Le cadre maintient notamment le principe d’entreprises à capitaux majoritairement congolais pour accéder aux marchés concernés. L’ARSP exige actuellement des capitaux majoritairement congolais, supérieurs à 51 %, ainsi qu’un siège social en RDC.
Mais cette préférence réglementaire doit être accompagnée d’une capacité financière.
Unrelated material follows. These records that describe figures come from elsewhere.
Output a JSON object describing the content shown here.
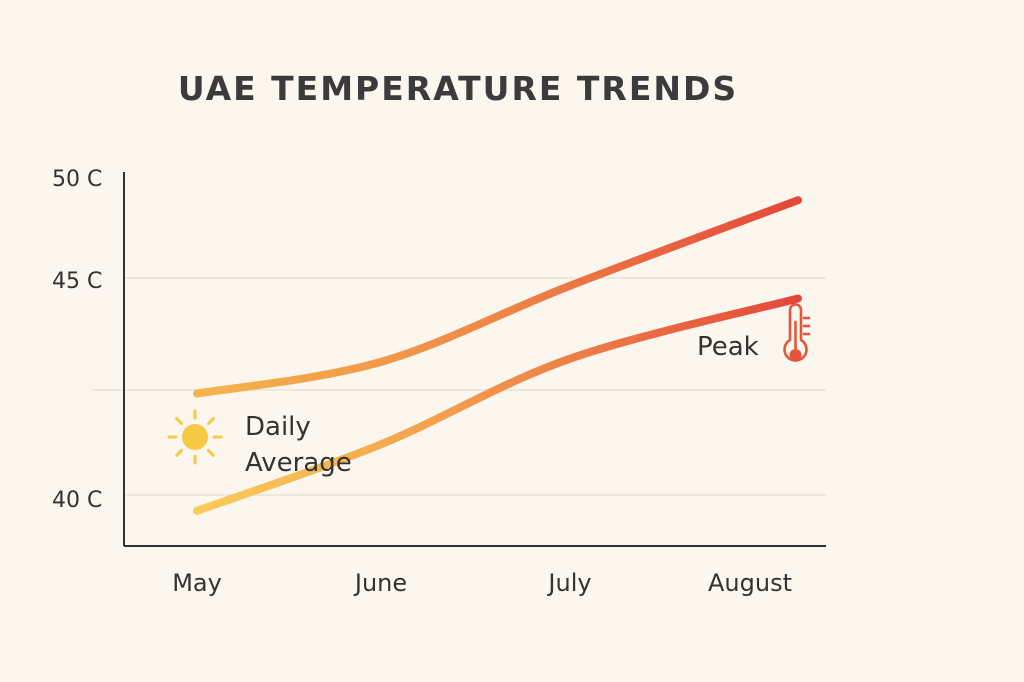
{
  "chart_data": {
    "type": "line",
    "title": "UAE TEMPERATURE TRENDS",
    "categories": [
      "May",
      "June",
      "July",
      "August"
    ],
    "y_ticks": [
      "40 C",
      "45 C",
      "50 C"
    ],
    "ylim": [
      38,
      50
    ],
    "grid": true,
    "series": [
      {
        "values": [
          43.2,
          44.2,
          46.6,
          49.3
        ],
        "color": "#e9573a"
      },
      {
        "values": [
          39.5,
          41.6,
          44.3,
          46.2
        ],
        "color": "#e9573a"
      }
    ],
    "annotations": [
      {
        "lines": [
          "Daily",
          "Average"
        ],
        "icon": "sun-icon",
        "color": "#f6c945"
      },
      {
        "lines": [
          "Peak"
        ],
        "icon": "thermometer-icon",
        "color": "#e5553b"
      }
    ]
  }
}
À fin décembre 2025, les crédits bancaires bruts en RDC atteignaient 10,27 milliards USD, en progression de 20,2 % sur un an, tandis que les dépôts s’élevaient à 16,24 milliards USD.
La Banque centrale indique que la hausse du crédit avait notamment été soutenue par les financements accordés aux PME.
CRDB Bank apporte, de son côté, le profil d’un groupe bancaire régional déjà implanté en Tanzanie, au Burundi et en RDC. Sa filiale congolaise a commencé ses activités en 2023 à Lubumbashi, au cœur de la principale région minière du pays.
À l’échelle du groupe, les prêts et avances atteignaient 13 723,3 milliards de shillings tanzaniens fin 2025, contre 10 360,8 milliards en 2024, soit une hausse de 32,5 % sur un an.
Le rapprochement intervient surtout après le lancement, le 17 août 2026, du programme Vunga associant l’ARSP, le FOGEC, Rawbank et Rawsur. Ce mécanisme prévoit des financements compris entre 10 000 et 1 million USD, pouvant couvrir jusqu’à 50 % de la valeur des marchés concernés.
L’ouverture de discussions avec CRDB Bank peut ainsi élargir progressivement l’architecture financière construite autour des sous-traitants.
Mais son effet économique ne pourra être mesuré qu’à partir de produits effectivement disponibles : montants prêtés, taux appliqués, garanties exigées, maturités et nombre d’entreprises financées.